While EPA once recognized glyphosate might cause cancer, it now finds this possibility to be "not likely." In contrast, the world's foremost cancer authorities with the World Health Organization determined in 2015 that glyphosate is 'probably carcinogenic to humans.' In June, Bayer agreed to pay up to $10.9 billion to roughly 125,000 people in thousands of lawsuits arguing Roundup was responsible for their non-Hodgkin lymphomas, a cancer that originates in lymph tissue. The plaintiffs have prevailed in all the trials so far, with victims awarded $25-80 million in each case.
"Farmworkers cannot wait any longer for EPA to ban glyphosate—a pesticide that risks their health and the health of their children," said Jeannie Economos of the Farmworker Association of Florida, a plaintiff in the case. "The public now knows that farmworkers are 'essential workers,' but they have always been essential. Their work feeds the people of this country and they deserve to be protected from a pesticide known to cause chronic diseases."
EPA also issued the challenged re-approval without any consideration of the dire risks glyphosate poses to threatened and endangered species. A belated EPA assessment—which was required by law before the approval, not after—has now confirmed these risks, finding that glyphosate will likely have adverse effects on at least 1,676 different species protected by the Endangered Species Act (93% of those exposed) and on 96% of their critical habitats. Instead of ensuring this pesticide will not cause the extinction of these species, EPA's decision allows it to be sprayed on 285 million acres of farmland a year, with 21 million pounds applied to forests, parks, lawns, schoolyards, and roadways.
Additionally, the lawsuit alleges EPA failed to account for the risks glyphosate poses to honey bees, other pollinators, and the iconic Monarch butterfly. Monarch butterflies face possible extinction due in part to glyphosate's near-eradication of their critical host plant, common milkweed, from Midwest farm fields. On December 15th, in response to a 2014 CFS petition, the U.S. Fish and Wildlife confirmed the Monarchs' precarious state, concluding that Monarchs warrant protected status under the Endangered Species Act (ESA), though formal listing was postponed to 2024 due to the Service's backlog of other ESA cases.
"Glyphosate use and resulting exposures represent a serious threat to the safety of people and the environment, including many hundreds of endangered species—facts astonishingly ignored by regulators," said Jay Feldman, executive director of Beyond Pesticides, a plaintiff in the case. "It is unfortunate that it takes a lawsuit like this to force EPA to carry out its responsibility in the face of a mountain of scientific findings that document glyphosate's harm," Mr.
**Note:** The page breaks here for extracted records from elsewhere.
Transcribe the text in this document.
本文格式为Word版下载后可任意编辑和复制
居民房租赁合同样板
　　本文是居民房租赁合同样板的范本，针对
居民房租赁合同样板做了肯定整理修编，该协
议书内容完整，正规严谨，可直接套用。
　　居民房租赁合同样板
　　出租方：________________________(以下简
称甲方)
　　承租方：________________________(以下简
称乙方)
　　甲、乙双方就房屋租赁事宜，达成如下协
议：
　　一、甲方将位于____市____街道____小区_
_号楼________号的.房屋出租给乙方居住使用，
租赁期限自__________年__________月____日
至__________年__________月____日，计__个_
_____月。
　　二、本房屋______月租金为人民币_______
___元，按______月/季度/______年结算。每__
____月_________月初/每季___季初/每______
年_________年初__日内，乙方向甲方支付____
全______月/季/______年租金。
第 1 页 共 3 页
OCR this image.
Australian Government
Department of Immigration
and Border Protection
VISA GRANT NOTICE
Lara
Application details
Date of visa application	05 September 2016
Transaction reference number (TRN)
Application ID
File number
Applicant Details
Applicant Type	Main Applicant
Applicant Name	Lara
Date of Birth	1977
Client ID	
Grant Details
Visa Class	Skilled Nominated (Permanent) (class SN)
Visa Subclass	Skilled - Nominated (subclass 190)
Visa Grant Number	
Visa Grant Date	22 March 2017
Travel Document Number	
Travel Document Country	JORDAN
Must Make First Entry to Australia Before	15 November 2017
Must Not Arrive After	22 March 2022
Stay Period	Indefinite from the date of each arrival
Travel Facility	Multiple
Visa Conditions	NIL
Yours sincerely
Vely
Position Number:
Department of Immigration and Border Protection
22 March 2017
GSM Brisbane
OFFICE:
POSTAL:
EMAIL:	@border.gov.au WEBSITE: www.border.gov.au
Feldman added.
The evidence filed today also reveals EPA's failure to assess the substantial costs incurred by farmers due to the glyphosate-resistant weed epidemic unleashed by massive use of this herbicide on genetically-engineered crops, as well as plant and crop damage from glyphosate drift.
"The industry's response to glyphosate-resistant weeds has been crops resistant to additional herbicides like dicamba, which has caused enormous drift damage and still more intractable weeds," said Bill Freese, science policy analyst at CFS. "EPA has done nothing to halt or even slow this toxic spiral of increasing resistance and herbicide use."
Represented by Center for Food Safety, the plaintiffs in the case include the Rural Coalition, Farmworker Association of Florida, Organización en California de Lideres Campesinas, and Beyond Pesticides.